# Overheard my Roommates talking about me



## LanaB

Everyone already thinks that I'm weird and my roommates are convinced that I hate them. I am supposed to live with them next semester as well, but I am definitely requesting a room change. I overheard them talking about how "I never talk" and I "never go out" and how rude/weird I am and how they think that I hate them. They didn't know I was in my room and they were with one of their other friends and were laughing about me and telling their friend how gross it is that I always wear the same clothes (I don't- I just will wear the same shirt of pants twice a week sometimes). They have invited me to go out with them, and I always decline, but I wish they could understand that it's not because of them- it's because of my own personal issues. They just automatically assume I'm a weird ***** and that I hate them. I literally don't have a single actual "friend" in college. I actually miss high school. I have become SO anti-social now. I can go weeks without talking to a single person and literally do EVERYTHING by myself. When people talk to me or say "hi" to me when I'm walking to class (or during class) I just flat-out ignore them, which leads to everyone thinking that I'm a huge *****. I'm really not, but I just can't bring myself to say anything back- even if I know the person and don't feel alot of anxiety. It's weird. I sometimes feel sad and lonely, but whenever I have the opportunity to be social, I just decline. The majority of people in my life think I am a weird, stuck up, rude person, but really I just like to keep to myself and spend time alone and I get so anxious in large social environments. I hate being negatively judged all the time and just wish I could be normal


----------



## versikk

It could be of benefit to actually explain to them that your a socially anxious and don't deserve ridicule becase your your iusses


----------



## Kevin001

College was hell. I felt judged left and right. I was like if they only knew how I felt. I luckily had my own room and never really associated with my roommates across the way. I had different roommates every year. It didn't matter since I just stayed in my single bedroom all the time. You could tell them about your issues but then you take the risk of them talking about you more or pitying you.


----------



## meandernorth

It might not hurt to nonchalantly bring up the subject the next time everyone is home. I wouldn't tell them you "don't deserve ridicule" as commented above because it might backfire. However, letting them know a little about you might give them some helpful insight. People will often speculate about people (or anything, tbh) when they don't have enough info.


----------



## Cool Ice Dude55




----------



## JustALonelyHeart

Cause kids are just like that.They judge and think everyone else is inferior to them.If you were socializing more, then they'd find something else to judge you for.They don't grow up till they graduate college and real life will hit them in the face.That's when they will start growing up.Request to change your room and if there is a possibility to live alone in the room, that would be best for you.It's harsh when people treat you like that but there's not much you can do about it.


----------



## gisellemarx

This is why I do college online....

My best friend went through the same thing.  She overheard them talking about how weird she was, because in addition to SA she's got OCD and has to dress a certain way and has "weird" habits, and she only lasted 2 months in there before she dropped out from the stress.

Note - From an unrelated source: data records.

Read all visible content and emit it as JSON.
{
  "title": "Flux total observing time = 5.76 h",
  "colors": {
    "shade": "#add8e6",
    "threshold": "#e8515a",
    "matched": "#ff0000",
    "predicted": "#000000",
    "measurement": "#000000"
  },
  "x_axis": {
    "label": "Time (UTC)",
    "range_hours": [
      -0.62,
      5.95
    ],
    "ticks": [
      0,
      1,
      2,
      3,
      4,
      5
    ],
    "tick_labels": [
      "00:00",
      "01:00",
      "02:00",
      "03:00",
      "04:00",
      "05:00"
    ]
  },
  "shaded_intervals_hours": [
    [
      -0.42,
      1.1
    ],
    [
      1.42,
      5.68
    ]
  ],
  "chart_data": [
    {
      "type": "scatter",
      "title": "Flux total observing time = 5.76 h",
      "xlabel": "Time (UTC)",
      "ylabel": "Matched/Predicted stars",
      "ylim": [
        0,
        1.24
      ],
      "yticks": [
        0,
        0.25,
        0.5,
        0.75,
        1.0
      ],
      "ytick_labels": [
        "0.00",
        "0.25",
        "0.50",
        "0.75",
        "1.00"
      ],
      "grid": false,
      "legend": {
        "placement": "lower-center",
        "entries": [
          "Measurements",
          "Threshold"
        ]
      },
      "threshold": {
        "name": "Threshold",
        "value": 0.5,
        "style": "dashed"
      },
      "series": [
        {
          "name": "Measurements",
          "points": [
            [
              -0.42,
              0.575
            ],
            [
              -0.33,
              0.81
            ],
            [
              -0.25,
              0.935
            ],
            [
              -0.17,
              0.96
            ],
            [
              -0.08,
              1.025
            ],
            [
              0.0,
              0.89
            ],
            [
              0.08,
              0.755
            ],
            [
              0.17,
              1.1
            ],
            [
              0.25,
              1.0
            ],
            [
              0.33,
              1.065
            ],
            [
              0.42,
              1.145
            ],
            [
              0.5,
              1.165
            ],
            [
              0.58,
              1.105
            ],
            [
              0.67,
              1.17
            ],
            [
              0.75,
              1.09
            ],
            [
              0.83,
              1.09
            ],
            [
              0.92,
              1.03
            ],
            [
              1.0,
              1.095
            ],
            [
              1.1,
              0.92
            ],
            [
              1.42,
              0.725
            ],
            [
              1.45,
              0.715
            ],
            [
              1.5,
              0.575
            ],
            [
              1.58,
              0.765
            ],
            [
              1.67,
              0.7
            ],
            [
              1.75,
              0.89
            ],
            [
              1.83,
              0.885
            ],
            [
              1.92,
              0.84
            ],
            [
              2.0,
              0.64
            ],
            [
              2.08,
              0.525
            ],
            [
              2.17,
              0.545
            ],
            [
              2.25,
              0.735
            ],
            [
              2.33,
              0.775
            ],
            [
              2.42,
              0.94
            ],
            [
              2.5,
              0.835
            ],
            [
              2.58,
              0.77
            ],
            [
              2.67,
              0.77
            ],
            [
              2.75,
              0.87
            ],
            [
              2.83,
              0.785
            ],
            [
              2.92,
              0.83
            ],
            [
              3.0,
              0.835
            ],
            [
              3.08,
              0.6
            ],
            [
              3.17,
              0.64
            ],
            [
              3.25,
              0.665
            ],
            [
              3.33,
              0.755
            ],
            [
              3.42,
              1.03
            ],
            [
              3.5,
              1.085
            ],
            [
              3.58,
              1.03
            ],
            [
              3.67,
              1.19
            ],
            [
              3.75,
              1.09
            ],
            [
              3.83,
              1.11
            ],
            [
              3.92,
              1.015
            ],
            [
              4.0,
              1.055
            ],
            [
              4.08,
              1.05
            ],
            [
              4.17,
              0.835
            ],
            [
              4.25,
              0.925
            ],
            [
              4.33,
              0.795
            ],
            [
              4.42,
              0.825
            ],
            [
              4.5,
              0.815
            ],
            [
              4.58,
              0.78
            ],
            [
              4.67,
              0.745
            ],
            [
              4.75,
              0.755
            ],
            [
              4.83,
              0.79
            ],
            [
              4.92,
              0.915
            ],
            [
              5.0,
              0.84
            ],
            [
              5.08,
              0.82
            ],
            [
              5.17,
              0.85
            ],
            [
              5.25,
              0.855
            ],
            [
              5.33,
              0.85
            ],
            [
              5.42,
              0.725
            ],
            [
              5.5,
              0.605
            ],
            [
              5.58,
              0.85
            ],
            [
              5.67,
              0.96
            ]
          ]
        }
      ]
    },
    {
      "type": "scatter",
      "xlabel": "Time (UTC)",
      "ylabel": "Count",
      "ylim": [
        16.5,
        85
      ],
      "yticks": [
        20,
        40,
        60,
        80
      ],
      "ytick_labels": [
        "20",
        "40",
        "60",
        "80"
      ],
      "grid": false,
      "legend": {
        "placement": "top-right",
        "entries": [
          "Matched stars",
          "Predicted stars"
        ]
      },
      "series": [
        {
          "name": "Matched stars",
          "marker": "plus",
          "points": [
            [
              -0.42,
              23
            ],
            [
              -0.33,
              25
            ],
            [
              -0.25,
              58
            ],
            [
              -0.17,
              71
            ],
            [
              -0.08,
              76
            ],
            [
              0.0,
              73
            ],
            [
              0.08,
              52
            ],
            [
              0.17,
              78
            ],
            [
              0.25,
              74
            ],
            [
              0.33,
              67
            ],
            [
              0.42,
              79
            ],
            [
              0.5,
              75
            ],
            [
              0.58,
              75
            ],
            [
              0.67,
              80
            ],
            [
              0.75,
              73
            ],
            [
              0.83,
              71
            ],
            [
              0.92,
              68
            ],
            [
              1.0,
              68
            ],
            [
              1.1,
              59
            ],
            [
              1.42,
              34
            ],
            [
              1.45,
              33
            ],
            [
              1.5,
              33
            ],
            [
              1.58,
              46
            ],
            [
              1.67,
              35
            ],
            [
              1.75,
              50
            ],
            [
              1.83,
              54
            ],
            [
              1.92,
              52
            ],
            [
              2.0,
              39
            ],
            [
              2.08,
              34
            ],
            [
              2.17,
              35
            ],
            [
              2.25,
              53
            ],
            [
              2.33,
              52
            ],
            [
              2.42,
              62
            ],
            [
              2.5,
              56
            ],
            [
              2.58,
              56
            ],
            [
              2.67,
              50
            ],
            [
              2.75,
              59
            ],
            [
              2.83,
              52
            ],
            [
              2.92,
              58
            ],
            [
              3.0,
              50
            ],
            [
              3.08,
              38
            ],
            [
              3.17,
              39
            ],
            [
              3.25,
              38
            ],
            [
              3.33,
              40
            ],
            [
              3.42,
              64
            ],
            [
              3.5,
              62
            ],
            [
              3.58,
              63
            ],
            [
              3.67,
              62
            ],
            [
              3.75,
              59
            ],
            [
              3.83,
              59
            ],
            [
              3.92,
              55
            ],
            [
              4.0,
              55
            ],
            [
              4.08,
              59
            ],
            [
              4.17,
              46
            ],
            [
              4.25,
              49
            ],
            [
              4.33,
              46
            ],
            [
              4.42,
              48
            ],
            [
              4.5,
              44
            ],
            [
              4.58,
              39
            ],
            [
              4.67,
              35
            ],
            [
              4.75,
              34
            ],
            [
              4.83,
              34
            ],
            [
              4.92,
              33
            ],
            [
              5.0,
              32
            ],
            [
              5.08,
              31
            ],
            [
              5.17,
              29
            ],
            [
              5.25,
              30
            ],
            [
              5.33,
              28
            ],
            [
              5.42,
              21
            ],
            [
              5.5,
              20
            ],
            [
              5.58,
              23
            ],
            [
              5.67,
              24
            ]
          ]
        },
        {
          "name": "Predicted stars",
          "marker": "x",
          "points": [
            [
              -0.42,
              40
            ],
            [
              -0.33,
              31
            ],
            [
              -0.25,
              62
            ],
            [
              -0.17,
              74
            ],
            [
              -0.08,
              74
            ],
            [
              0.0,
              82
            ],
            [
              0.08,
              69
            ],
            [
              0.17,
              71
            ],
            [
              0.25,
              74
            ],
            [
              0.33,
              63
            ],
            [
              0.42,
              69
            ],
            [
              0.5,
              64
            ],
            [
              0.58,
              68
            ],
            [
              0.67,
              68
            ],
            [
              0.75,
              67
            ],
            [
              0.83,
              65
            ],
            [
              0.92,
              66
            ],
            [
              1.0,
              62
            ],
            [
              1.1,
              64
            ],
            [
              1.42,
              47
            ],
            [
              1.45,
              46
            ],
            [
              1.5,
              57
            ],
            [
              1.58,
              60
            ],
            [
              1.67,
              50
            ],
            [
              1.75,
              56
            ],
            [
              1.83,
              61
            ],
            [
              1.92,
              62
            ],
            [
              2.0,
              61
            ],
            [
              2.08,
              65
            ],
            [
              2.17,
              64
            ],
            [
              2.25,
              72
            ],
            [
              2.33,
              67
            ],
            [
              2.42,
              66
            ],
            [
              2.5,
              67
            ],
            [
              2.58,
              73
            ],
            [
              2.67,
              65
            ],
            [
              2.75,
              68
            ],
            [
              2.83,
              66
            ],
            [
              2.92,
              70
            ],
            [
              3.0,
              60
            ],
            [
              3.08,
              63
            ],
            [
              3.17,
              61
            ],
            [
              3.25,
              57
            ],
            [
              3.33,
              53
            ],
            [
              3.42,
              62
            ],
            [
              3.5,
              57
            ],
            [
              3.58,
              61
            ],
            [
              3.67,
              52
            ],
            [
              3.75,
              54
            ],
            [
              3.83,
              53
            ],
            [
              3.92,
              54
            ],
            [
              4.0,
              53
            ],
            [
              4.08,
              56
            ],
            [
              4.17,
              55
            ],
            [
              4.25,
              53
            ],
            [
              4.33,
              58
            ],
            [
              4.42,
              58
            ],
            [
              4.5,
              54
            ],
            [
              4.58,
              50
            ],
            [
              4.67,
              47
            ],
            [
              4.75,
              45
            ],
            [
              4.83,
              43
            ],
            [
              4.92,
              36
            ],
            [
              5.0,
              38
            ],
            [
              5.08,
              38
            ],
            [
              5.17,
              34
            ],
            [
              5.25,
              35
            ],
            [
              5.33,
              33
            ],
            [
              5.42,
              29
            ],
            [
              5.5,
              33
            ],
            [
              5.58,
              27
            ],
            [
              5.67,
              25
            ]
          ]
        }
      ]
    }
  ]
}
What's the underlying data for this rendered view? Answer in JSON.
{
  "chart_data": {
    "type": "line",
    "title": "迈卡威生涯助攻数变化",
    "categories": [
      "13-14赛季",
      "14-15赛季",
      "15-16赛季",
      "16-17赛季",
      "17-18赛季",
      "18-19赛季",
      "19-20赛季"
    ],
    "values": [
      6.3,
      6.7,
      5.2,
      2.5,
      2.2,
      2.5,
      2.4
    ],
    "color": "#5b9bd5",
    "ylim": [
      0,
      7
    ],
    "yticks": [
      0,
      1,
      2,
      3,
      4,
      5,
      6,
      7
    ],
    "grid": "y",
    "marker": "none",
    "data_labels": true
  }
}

I'm so sorry. They sound mean. You should call them out on their bullsh**. Tell them you heard them talking about you. Explain you're socially anxious. Maybe they will stop.

Generally, in these situations, I tend to try to subtly get back at people who mock me by using my "weirdness" to get ahead of them and intimidate the hell out of them. Make myself look like a threat to their fragile egos. I can twist things around to look like that, if I need to.

I'm not sure if your SA will prevent you from doing anything like that, but if I were you, I'd either put my foot down, or request moving in with different roommates.


----------



## Chelsalina

I can see myself in the same exact situation as you once I go to college: always declining to go out with roommates, not going out, not talking to them, etc. People always assume I'm rude for not talking and they think I hate them but I don't... I just don't know what to say and I'm socially anxious af. Those girls are major ****** to talk about you like that and I'm pretty sure they were just jealous of you because you are super gorgeous (really though, you're so pretty . If I were you I'd just write a letter or tell them that I suffer from social anxiety before moving out to a new room. They'll probably feel like **** afterwards but at least they'll know that you don't have any harsh feelings against them and things might end in good terms.


----------



## Malek

Is there any one of them that might have been mature and defended you a little? Maybe confide to her about your "shyness" you don't have to say anything else if you don't trust them.


----------